A trial to assess the survival of A. fabae f.sp. lentis on naturally-infected lentil residue was set out at Saskatoon SK in October 1994. Nylon mesh bags containing the residue were buried at 0, 5 and 10 cm depths in a clay-loam soil and sampled in April, June, August and October of 1995, and in April and October of 1996. Pathogen viability was assessed using plating and a bioassay; both techniques produced similar results. The abundance of the pathogen increased sharply between October 1994 and April 1995, then dropped back to initial levels by August 1995. Abundance increased slightly again in the spring of 1996, but dropped substantially late in the season. Leaves and pods that had been buried had partially decomposed by August 1995, whereas samples on the soil surface were intact. This trend continued throughout 1996. Stems had not broken down appreciably, irrespective of treatment, by October 1996. Viability of the pathogen was not substantially affected by burial, but survival of the pathogen was greatly reduced by the end of 1996 on all plant parts and at all depths. These results indicate that reduced tillage management is unlikely to affect diseases of lentil, provided that adequate crop rotations are followed.

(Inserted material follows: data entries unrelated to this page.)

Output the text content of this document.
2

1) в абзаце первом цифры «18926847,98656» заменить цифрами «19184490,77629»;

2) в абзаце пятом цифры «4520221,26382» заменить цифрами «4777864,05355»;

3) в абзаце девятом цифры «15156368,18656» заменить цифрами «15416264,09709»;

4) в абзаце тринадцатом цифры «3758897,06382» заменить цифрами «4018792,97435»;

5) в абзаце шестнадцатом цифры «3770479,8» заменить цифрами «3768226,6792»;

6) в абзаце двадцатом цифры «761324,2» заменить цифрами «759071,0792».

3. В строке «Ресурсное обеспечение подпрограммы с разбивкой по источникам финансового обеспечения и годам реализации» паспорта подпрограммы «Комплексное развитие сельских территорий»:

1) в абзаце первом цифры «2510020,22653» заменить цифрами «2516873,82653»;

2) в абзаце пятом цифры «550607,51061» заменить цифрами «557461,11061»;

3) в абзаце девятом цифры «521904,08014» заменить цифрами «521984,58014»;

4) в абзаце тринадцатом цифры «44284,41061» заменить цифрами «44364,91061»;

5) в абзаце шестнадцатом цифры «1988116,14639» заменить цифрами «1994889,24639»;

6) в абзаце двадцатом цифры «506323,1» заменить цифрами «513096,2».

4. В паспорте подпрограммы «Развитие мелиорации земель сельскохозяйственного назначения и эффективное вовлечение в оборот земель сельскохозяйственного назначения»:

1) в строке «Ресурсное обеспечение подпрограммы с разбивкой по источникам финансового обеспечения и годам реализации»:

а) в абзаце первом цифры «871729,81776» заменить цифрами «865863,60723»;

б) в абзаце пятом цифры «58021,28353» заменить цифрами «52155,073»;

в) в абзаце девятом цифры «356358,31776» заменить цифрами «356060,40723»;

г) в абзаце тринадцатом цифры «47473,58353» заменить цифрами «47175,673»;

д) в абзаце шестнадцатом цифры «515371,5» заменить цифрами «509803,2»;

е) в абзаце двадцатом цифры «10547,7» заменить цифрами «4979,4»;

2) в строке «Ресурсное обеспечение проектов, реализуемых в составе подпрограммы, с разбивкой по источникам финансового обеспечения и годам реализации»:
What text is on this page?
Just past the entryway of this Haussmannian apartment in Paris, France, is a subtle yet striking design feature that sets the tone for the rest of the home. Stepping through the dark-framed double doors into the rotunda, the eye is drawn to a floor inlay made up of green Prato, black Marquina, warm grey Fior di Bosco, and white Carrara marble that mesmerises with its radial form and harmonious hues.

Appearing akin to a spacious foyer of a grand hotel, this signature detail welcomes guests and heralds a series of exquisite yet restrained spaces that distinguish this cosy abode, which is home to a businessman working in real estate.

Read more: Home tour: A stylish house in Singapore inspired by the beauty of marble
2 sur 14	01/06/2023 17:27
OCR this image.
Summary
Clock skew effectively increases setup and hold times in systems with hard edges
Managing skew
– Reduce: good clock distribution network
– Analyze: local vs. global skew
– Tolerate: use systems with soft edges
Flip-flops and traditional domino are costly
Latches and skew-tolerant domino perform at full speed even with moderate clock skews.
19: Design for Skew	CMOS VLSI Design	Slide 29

However, this lack of response to tillage won't necessarily apply to a shorter (3-yr) rotation. The amount of inoculum available to initiate a new epidemic was even higher in the year after lentil than it was in the initial crop. After one year out of lentil, the amount of inoculum available was still as high as when the trial started. It was the end of the second year out of lentil before inoculum levels declined substantially. The breakdown of lentil residue (and ultimately the disease inoculum associated with it) is much faster when it is buried than when it is on the soil surface. Because zero-till leaves more residue on the surface, there is likely to be more inoculum at the soil surface in the zero-till fields in the third year following lentil year than in conventional tillage. Therefore, the risk of a disease outbreak when rotations are shortened from lentil every 4 yrs to once every 3 yrs is higher under zero-tillage than conventional tillage. A field trial to assess this risk was established at Indian Head in 1995 and will continue until 1998.

We conclude that, for pea and lentil diseases in the black soil zone, tillage practice does not affect disease severity when there is at least three years between successive crops, but tillage may affect severity in shorter rotations.

Acknowledgment: Thanks to the Agriculture Development Fund and the Canada- Saskatchewan Green Plan Agreement for finding portions of this work, and to K. Anderson for technical assistance.